The officers recognized Paul Delroze.
Picking their way through the rubbish, our men climbed the staircase that led to the platform of the tower. Here, heaped up against the little door admitting to the spire, were the bodies of eight Germans; and the door, which was demolished and had dropped crosswise, barred the entrance in such a way that it had to be chopped to pieces before Paul could be released.
Toward the end of the afternoon, when it was manifest that the obstacles to the pursuit of the enemy were too serious to be overcome, the colonel embraced Corporal Delroze in front of the regiment mustered in the square.
"Let's speak of your reward first," he said. "I shall recommend you for the military medal; and you will be sure to get it. And now, my lad, tell your story."
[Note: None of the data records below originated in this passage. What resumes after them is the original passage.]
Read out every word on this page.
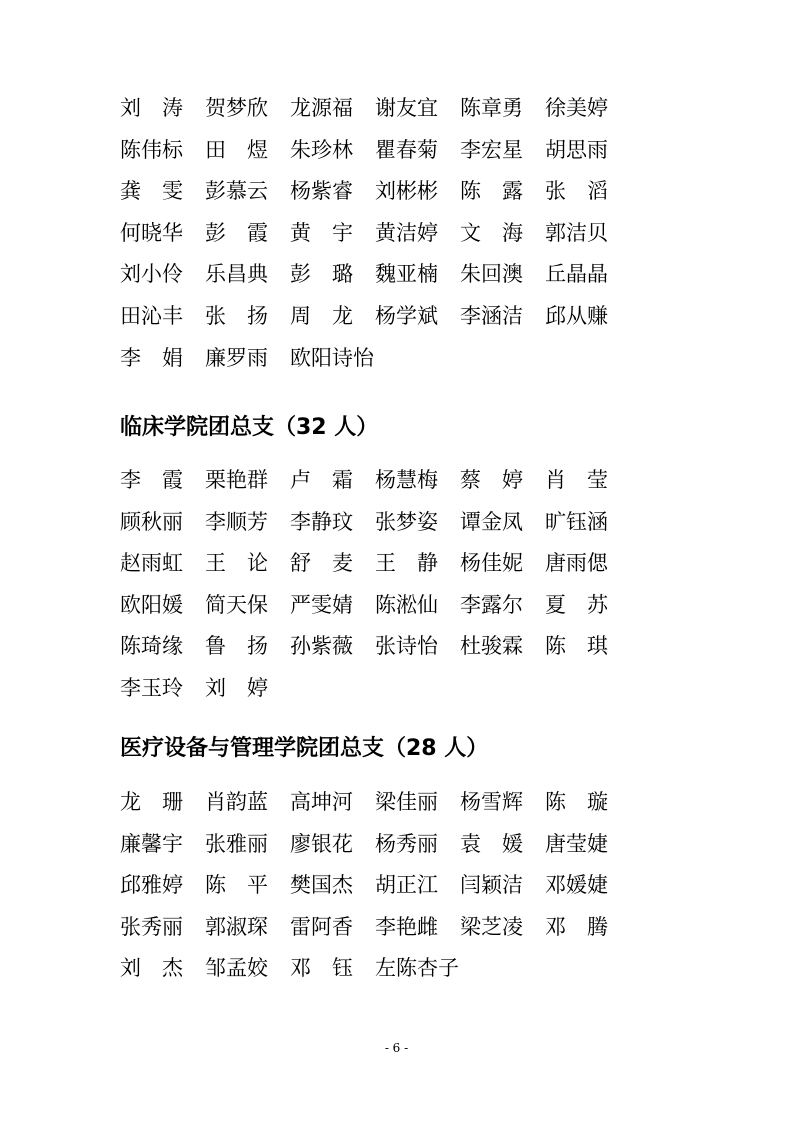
刘　涛	贺梦欣	龙源福	谢友宜	陈章勇	徐美婷
陈伟标	田　煜	朱珍林	瞿春菊	李宏星	胡思雨
龚　雯	彭慕云	杨紫睿	刘彬彬	陈　露	张　滔
何晓华	彭　霞	黄　宇	黄洁婷	文　海	郭洁贝
刘小伶	乐昌典	彭　璐	魏亚楠	朱回澳	丘晶晶
田沁丰	张　扬	周　龙	杨学斌	李涵洁	邱从赚
李　娟	廉罗雨	欧阳诗怡
临床学院团总支（32 人）
李　霞	栗艳群	卢　霜	杨慧梅	蔡　婷	肖　莹
顾秋丽	李顺芳	李静玟	张梦姿	谭金凤	旷钰涵
赵雨虹	王　论	舒　麦	王　静	杨佳妮	唐雨偲
欧阳媛	简天保	严雯婧	陈淞仙	李露尔	夏　苏
陈琦缘	鲁　扬	孙紫薇	张诗怡	杜骏霖	陈　琪
李玉玲	刘　婷
医疗设备与管理学院团总支（28 人）
龙　珊	肖韵蓝	高坤河	梁佳丽	杨雪辉	陈　璇
廉馨宇	张雅丽	廖银花	杨秀丽	袁　媛	唐莹婕
邱雅婷	陈　平	樊国杰	胡正江	闫颖洁	邓媛婕
张秀丽	郭淑琛	雷阿香	李艳雌	梁芝凌	邓　腾
刘　杰	邹孟姣	邓　钰	左陈杏子
- 6 -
And Paul stood answering questions in the middle of the circle formed around him by the officers and the non-commissioned officers of each company.
"Why, it's very simple, sir," he said. "We were being spied upon."
"Obviously; but who was the spy and where was he?"
"I learnt that by accident. Beside the position which we occupied this morning, there was a village, was there not, with a church?"
"Yes, but I had the village evacuated when I arrived; and there was no one in the church."
"If there was no one in the church, sir, why did the weather-vane point the wind coming from the east, when it was blowing from the west? And why, when we changed our position, was the vane pointed in our direction?"